By JAMES THORNER, Times Staff WriterSwiftmud's questions, many on wetlands, fill 19 pages for Cypress Creek Town Center's developer.
LAND O'LAKES - To start construction next summer on a huge shopping mall in Pasco County, the Richard E. Jacobs Group must convince regulators that more than 100 stores, 4,000 jobs and $10-million in taxes are worth filling in 56 acres of wetlands.
The first indication of how large of a task that will be popped from the mall developer's fax machine last month.
Responding to the Jacobs Group's application for a permit to build Cypress Creek Town Center, the Southwest Florida Water Management District produced 132 questions and comments covering 19 pages.
Most delve technically into wetlands, flooding, drainage and water quality. Wetlands near the mall feed two tributaries of the Hillsborough River: Cypress and Trout creeks.
Cypress Creek merits special protection as an Outstanding Florida Water. State law mandates that water pollution be no higher after construction than before.
"It's the responsibility of the applicant to give us reasonable assurances," said Michael Molligan, spokesman for the water district known as Swiftmud. "The larger the project, the more back and forth you'll have."
Neither Molligan nor mall developers considered the list a backbreaker, but Jacobs' engineering team is working hard to get answers by the Nov. 12 deadline.
Jacobs suggested buying and preserving 300 acres near Zephyrhills in compensation for the wetlands destruction.
"We're not afraid of a full review," said Tom Schmitz, the Jacobs vice president leading the design and construction team. "We won't take any shortcuts."
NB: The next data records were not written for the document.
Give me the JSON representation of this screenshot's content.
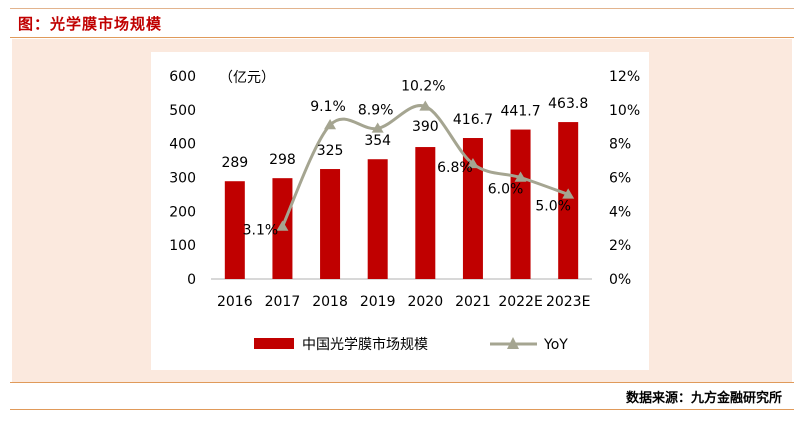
{
  "header": {
    "caption": "图：光学膜市场规模"
  },
  "footer": {
    "source": "数据来源：九方金融研究所"
  },
  "colors": {
    "bar": "#c00000",
    "line": "#a5a591",
    "caption": "#c00000",
    "panel": "#fbe9de"
  },
  "chart_data": {
    "type": "bar",
    "categories": [
      "2016",
      "2017",
      "2018",
      "2019",
      "2020",
      "2021",
      "2022E",
      "2023E"
    ],
    "unit_label": "（亿元）",
    "ylim": [
      0,
      600
    ],
    "yticks": [
      0,
      100,
      200,
      300,
      400,
      500,
      600
    ],
    "y2lim": [
      0,
      0.12
    ],
    "y2ticks": [
      "0%",
      "2%",
      "4%",
      "6%",
      "8%",
      "10%",
      "12%"
    ],
    "series": [
      {
        "name": "中国光学膜市场规模",
        "type": "bar",
        "axis": "left",
        "values": [
          289,
          298,
          325,
          354,
          390,
          416.7,
          441.7,
          463.8
        ],
        "labels": [
          "289",
          "298",
          "325",
          "354",
          "390",
          "416.7",
          "441.7",
          "463.8"
        ]
      },
      {
        "name": "YoY",
        "type": "line",
        "axis": "right",
        "x": [
          "2017",
          "2018",
          "2019",
          "2020",
          "2021",
          "2022E",
          "2023E"
        ],
        "values": [
          0.031,
          0.091,
          0.089,
          0.102,
          0.068,
          0.06,
          0.05
        ],
        "labels": [
          "3.1%",
          "9.1%",
          "8.9%",
          "10.2%",
          "6.8%",
          "6.0%",
          "5.0%"
        ]
      }
    ],
    "legend": "bottom"
  }
}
Cypress Creek Town Center is scheduled to open in October 2007 as a Main Street-style open-air mall with sidewalks, awninged storefronts, fountains and traffic circles.
At 1.3-million square feet, the $200-million mall would be among the region's largest shopping centers, with more than 100 tenants anchored by two major department stores and a multiscreen theater.
Environmental activists, including the Sierra Club and the Florida Public Interest Research Group, are lobbying government agencies overseeing the mall permits.
Jacobs also needs a green light from the U.S. Army Corps of Engineers, and Schmitz said that application is progressing at about the same speed as Swiftmud's.
Among the environmentalists' top concerns is Cypress Creek, which forms the southern boundary of the 500-acre site southwest of Interstate 75 and State Road 56. By merging with the Hillsborough River, the creek supplies much of Tampa's drinking water.
Schmitz insisted the mall site, poised at the first highway interchange north of Tampa, remains prime commercial. Aside from the mall, the project calls for an additional 600,000 square feet of stores, hotels, offices and apartments.
Jacobs has built permitting delays into its schedule, Schmitz said. To make its summer 2006 groundbreaking, developers need Swiftmud and Army Corps approval by late spring.
"We feel like the questions asked are very standard, very ordinary and very typical for this type of process," Schmitz said.
As for tenants, Jacobs has announced that AMC Theatres would build an 18-screen cinema. Further major tenant announcements are "very close," Schmitz said.
Two contenders are department store Macy's and bookseller Barnes & Noble.